Ti guardo da edera, cielo a secco,
e tra le tue pietre acconciate a vapore
qual cosa crepa.
Sarà l’altra quota o la glande miopia
che mette radici ad ogni occhiata;
se guardo precisamente, trovo
corrispondenze in ferie.
Che ho scritto di te, ieri?
Dillo per bene. Lo darò per buono.
E il chiaro dia letto, non lo scuro che tergiversa
sui connotanti. Dall’autobus passato,
solo alcuni scendono con la mente fresca.

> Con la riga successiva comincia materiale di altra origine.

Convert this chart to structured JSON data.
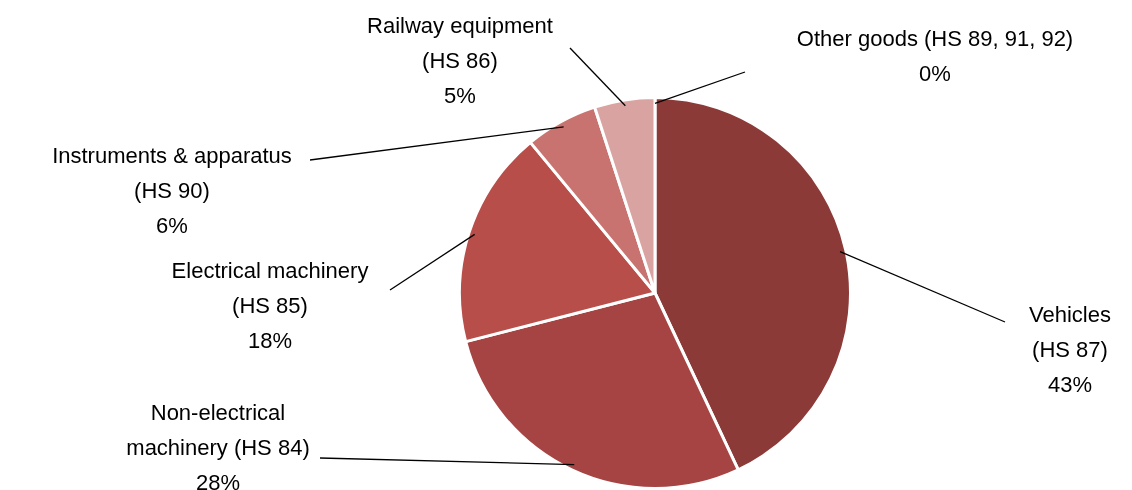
{
  "chart_data": {
    "type": "pie",
    "categories": [
      "Vehicles (HS 87)",
      "Non-electrical machinery (HS 84)",
      "Electrical machinery (HS 85)",
      "Instruments & apparatus (HS 90)",
      "Railway equipment (HS 86)",
      "Other goods (HS 89, 91, 92)"
    ],
    "values": [
      43,
      28,
      18,
      6,
      5,
      0
    ],
    "value_labels": [
      "43%",
      "28%",
      "18%",
      "6%",
      "5%",
      "0%"
    ],
    "colors": [
      "#8b3a38",
      "#a54442",
      "#b84e4a",
      "#c8736f",
      "#d9a3a2",
      "#ecd2d2"
    ],
    "legend": false
  }
}
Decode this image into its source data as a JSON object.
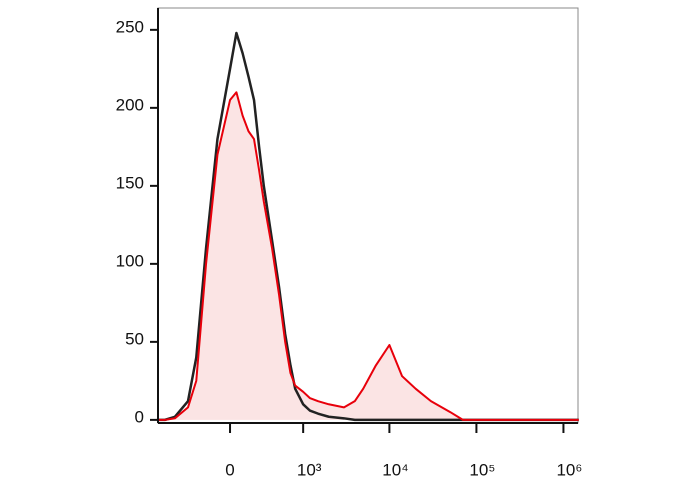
{
  "chart_data": {
    "type": "histogram-overlay",
    "x": [
      -1000,
      -800,
      -600,
      -400,
      -300,
      -200,
      -100,
      0,
      50,
      100,
      150,
      200,
      250,
      300,
      400,
      500,
      600,
      700,
      800,
      1000,
      1200,
      1500,
      2000,
      3000,
      4000,
      5000,
      7000,
      10000,
      14000,
      20000,
      30000,
      50000,
      70000,
      100000,
      200000,
      500000,
      1000000,
      1500000
    ],
    "series": [
      {
        "color": "#222222",
        "values": [
          0,
          0,
          2,
          12,
          40,
          110,
          180,
          225,
          248,
          235,
          220,
          205,
          175,
          150,
          115,
          85,
          55,
          35,
          20,
          10,
          6,
          4,
          2,
          1,
          0,
          0,
          0,
          0,
          0,
          0,
          0,
          0,
          0,
          0,
          0,
          0,
          0,
          0
        ]
      },
      {
        "color": "#e8000b",
        "fill": "#fbe4e4",
        "values": [
          0,
          0,
          1,
          8,
          25,
          100,
          170,
          205,
          210,
          195,
          185,
          180,
          160,
          140,
          110,
          80,
          50,
          30,
          22,
          18,
          14,
          12,
          10,
          8,
          12,
          20,
          35,
          48,
          28,
          20,
          12,
          5,
          0,
          0,
          0,
          0,
          0,
          0
        ]
      }
    ],
    "xlim": [
      -970,
      1470000
    ],
    "xticks": [
      0,
      {
        "value": 1000,
        "label": "10³"
      },
      {
        "value": 10000,
        "label": "10⁴"
      },
      {
        "value": 100000,
        "label": "10⁵"
      },
      {
        "value": 1000000,
        "label": "10⁶"
      }
    ],
    "ylim": [
      -2,
      264
    ],
    "yticks": [
      0,
      50,
      100,
      150,
      200,
      250
    ]
  }
}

Ma tutti, tutti, hanno ceduto il posto: è segno
della ribellione degli occhi, la spina più fragile della rosa:
e la formidabile pelle impone da petalo
un profondo fremito. Profumo di qualcuno, qui,
che certo scriveva meglio.
Non c'è altra acrobazia nel luogo
oltre l'agilità che hanno le tue ciglia.
Ricordo la scintilla innescata dalla carezza:
provocò un tremore tenero
sulle labbra prima che il viso combattesse
l'allusione del desiderio.
E il fragile rossore si posò
in asse col petalo e l’ansia del testo. Quanto
durano, come insinuano freni
in questi corpi con tanto spazio?
Sulla schiena, campo esposto a semi labbra,
una formidabile sonnolenza istantaneamente ritrae le ali.
Dichiaro nulla senza un buon evocato.